Le fait que l’armée française, ce qu’il y avait de plus prestigieux au monde […] ait capitulé devant les troupes d’un caporal autrichien, eh bien, ça m’a ravi. J’étais vengé […] On est obligé de dire que la France a été humiliée et je ne pouvais qu’adorer celui qui avait mis en oeuvre l’humiliation de la France. (Genet 1981: 26)

La référence à l’auteur du Journal d’un voleur est claire dans la nouvelle de Mogutin Как я воровал в Париже (Comment j’ai été voleur à Paris) où voler est une sorte de sport adolescent pour avoir des objets fétiches que l’on ne peut se procurer, mais qui est aussi, comme chez Genet, acte de nécessité (voler “pour manger”; c’est Limonov qui donne le conseil à Mogutin “de ne voler que lorsqu’il n’avait plus rien à bouffer”). (Mogutin 2000: 175)

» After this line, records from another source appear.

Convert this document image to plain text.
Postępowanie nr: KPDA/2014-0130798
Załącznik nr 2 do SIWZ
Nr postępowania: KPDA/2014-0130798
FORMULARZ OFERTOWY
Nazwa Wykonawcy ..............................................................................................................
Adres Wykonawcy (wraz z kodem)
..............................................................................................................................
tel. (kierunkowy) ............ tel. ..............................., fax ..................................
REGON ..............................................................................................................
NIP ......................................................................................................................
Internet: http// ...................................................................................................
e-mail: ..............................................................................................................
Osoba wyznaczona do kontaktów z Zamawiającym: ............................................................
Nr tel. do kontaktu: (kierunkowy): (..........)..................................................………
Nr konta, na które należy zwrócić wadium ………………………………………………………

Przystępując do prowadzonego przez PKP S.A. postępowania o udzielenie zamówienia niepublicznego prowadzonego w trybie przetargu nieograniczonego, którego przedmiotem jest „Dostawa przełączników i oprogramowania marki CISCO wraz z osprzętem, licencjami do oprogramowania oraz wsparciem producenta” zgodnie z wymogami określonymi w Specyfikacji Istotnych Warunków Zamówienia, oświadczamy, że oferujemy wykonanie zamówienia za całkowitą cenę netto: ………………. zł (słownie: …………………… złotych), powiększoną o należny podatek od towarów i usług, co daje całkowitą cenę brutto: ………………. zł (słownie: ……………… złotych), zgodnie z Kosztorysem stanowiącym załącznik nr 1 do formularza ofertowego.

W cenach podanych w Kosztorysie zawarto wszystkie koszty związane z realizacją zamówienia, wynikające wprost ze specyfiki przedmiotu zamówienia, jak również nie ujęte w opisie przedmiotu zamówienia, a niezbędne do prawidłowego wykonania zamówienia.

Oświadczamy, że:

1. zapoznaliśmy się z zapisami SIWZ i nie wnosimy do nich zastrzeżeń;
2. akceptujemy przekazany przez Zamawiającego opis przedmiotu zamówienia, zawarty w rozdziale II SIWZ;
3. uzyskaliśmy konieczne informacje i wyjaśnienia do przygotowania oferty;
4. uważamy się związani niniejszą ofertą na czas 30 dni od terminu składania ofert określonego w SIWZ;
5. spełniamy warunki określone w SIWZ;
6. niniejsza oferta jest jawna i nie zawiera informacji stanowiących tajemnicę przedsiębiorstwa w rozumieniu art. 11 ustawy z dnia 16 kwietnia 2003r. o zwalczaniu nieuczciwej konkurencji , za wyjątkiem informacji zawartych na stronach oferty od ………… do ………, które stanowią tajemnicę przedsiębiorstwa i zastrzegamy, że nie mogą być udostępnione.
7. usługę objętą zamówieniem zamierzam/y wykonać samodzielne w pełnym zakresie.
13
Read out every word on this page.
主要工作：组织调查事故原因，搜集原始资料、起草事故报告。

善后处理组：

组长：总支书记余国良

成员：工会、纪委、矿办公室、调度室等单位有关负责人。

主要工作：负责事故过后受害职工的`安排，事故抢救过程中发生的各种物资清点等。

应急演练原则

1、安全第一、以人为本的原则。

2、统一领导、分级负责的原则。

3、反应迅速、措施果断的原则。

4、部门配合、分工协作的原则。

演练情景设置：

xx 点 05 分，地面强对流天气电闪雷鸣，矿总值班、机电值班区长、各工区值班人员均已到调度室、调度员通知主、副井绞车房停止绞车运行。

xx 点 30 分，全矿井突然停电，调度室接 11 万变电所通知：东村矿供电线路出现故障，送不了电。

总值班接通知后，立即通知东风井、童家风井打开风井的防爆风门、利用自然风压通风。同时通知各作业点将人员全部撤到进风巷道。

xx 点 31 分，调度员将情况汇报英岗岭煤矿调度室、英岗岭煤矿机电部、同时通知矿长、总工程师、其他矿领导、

Pour revenir à la tête de mort qui lui sert de signature, on note dans la poésie comme dans la prose de Mogutin des années 1990 la présence récurrente de la mort et le memento mori y est en filigrane. Ce filigrane est aussi celui du sida, qui menace à tout moment celui qui s’adonne à la quête effrénée du sexe. C’est également le désenchantement de la vie où se mêlent, de façon dérisoire, car inutiles et sans perspective, les diverses manifestations de la comédie humaine, de sa comédie humaine, à lui-Slava Mogutin qui se nourrit de fétichisme.

Le poème ‘Купание красного коня’ (‘Le bain du cheval rouge’)[9] (1999), qui énumère les banalités de la vie quotidienne, se termine par:

всё ради чего можно не задумываясь умереть
но нет никакого смысла жить (Mogutin 2001a: 133)

(tout ce pourquoi on peut ne pas penser à mourir
mais il n’y a aucun sens à vivre)

Et la poésie ‘Конец века’ (‘Fin de siècle’) (2003) est marquée par le même état d’esprit: après avoir passé en revue les activités du passé, le poète termine par ce couplet:

Все это в памяти осталось
Воспоминанием-дурманом
Осадком горьким и оскалом
Позорным глупым карнавалом

Иных уж нет а те что живы
Шакалят в поисках наживы (Mogutin 2004: 108)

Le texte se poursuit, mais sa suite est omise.